Thursday, October 18, 2007

The Scariest Place in Midtown

I thought the Citi Kroger down by the airport was the scariest Kroger in town after I witnessed an actual drive-by there several years ago. I was in college and had picked up Geoff at the airport at the end of winter break. Heading home, we realized that we wouldn't make it back to Athens by the time they would stop selling alcohol, so we stopped at the Citi Kroger for a 6-pack of PBR.

My first instinct that something was off was when I reached the beer aisle. Instead of cases of beer, the entire wall was nothing but 40s. I have never to this day seen such an assortment. Citi Kroger didn't even have a 6-pack of PBR; they only sold it by the 40 oz. We grabbed a couple of bottles and headed to the checkout. In the place of Good Housekeeping and even National Enquirer at the checkout was instead Jet, Vibe, Black Men, and Ebony.

The drive-by happened as we were pulling out of the parking space. And technically it was aimed at the Texaco across the street, but it was close enough for us. Since then, they gentrified the store and now I hear it's nice. I don't know about the Texaco.

Murder Kroger (or Convict Kroger, or Killer Kroger, or Crack Kroger--the list really goes on) is sandwiched between City Hall East and the Clermont Lounge, home of Blondie, the over-the-hill stripper noted for crushing beer cans with her breasts. As you can see, it's another nice place. And it's also the closest store to my apartment building. An episode of COPS was filmed in Murder Kroger's parking lot. It featured a transvestite shopping with a stolen credit card and an ID that wasn't even close.

I stopped going to Murder Kroger for my groceries after an attempt to buy two things: beef and milk. Every gallon of skim was "missing" and all the meat was marked "Manager's Special" because it was brown and beyond it's expiration date. As I walked out of the store empty-handed, I passed the armed police officer. You know, the one that works there full-time so you don't get murdered on the way to your car.

Boyfriend coaxed me into going back into the store, but I don't go there alone and I don't go at all after dark. Last week we saw a homeless man in the back of the police car and he was beating at the window so badly he bloodied himself and they had to call and ambulance. Yesterday we stopped there again and in line in front of us was a woman like me: a preppy 20-something. She looked around wild-eyed as she was talking on her phone. "I don't know where I am, but I am in the scariest place in Midtown!" she softly shrieked.

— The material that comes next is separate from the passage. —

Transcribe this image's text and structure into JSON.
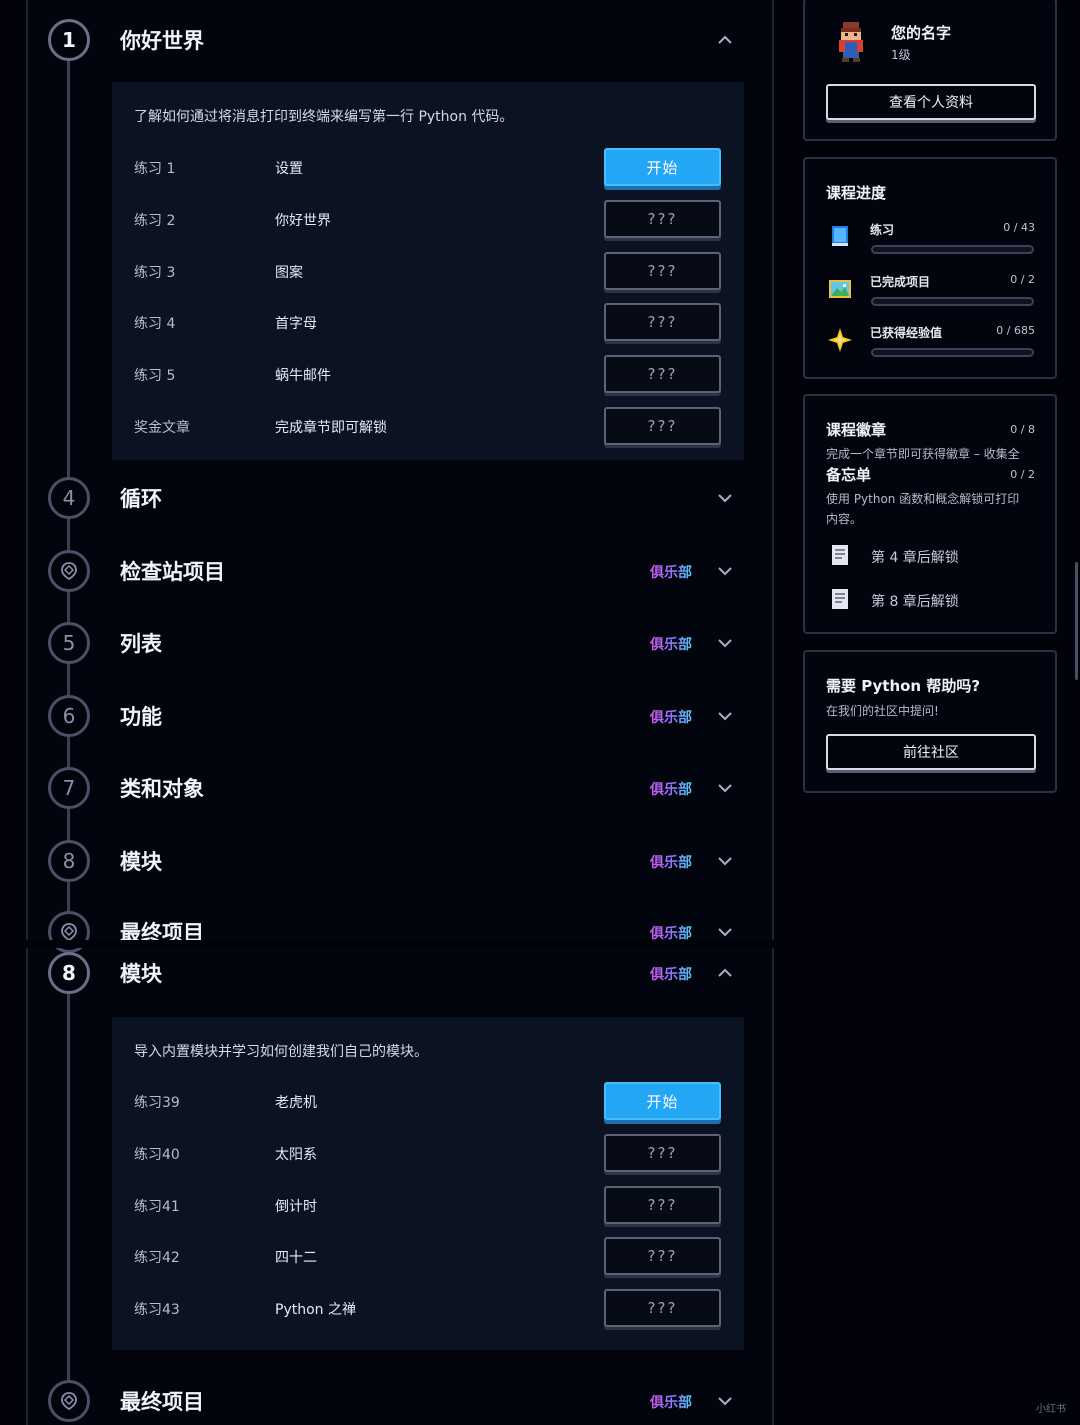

Boyfriend and I didn't even try to hide our laugh. Yes, yes she is.

4 comments:

The RHS said...

This is good to know. I'll be coming back to the ATL in a month and now I know where to buy my beer! And if it's near a bizzaro strip club - even better yet. You'll have to define mid-town for me.

Will said...

Maybe it's me, but I wouldn't consider that Midtown.

I've always considered North Ave to be the de facto Southern Boundary of Midtown (and the spot where P'Tree crosses the connector to more or less be the Northern border.)

Does this mean folks are trying to treat "Midtown" in the same way "Vinings" somehow came to encompass nearly all of Smyrna?

dont eat the token said...

Um, when I was in ATL with Hunzer I picked up a couple 40's at the liquor store off Peachtree ... My memory doesn't serve well, but I'm wondering now if those were my only options!

Good job dodging pink eye and criminals~!

Eric said...

Give me a break...I shopped their regularly, and except for a few well placed urban outdoorsman and transvestites, it was fine.

I mean - the Manager's Specials were the best...provided it went straight from Kroger to your stove in less than 15 minutes, but still.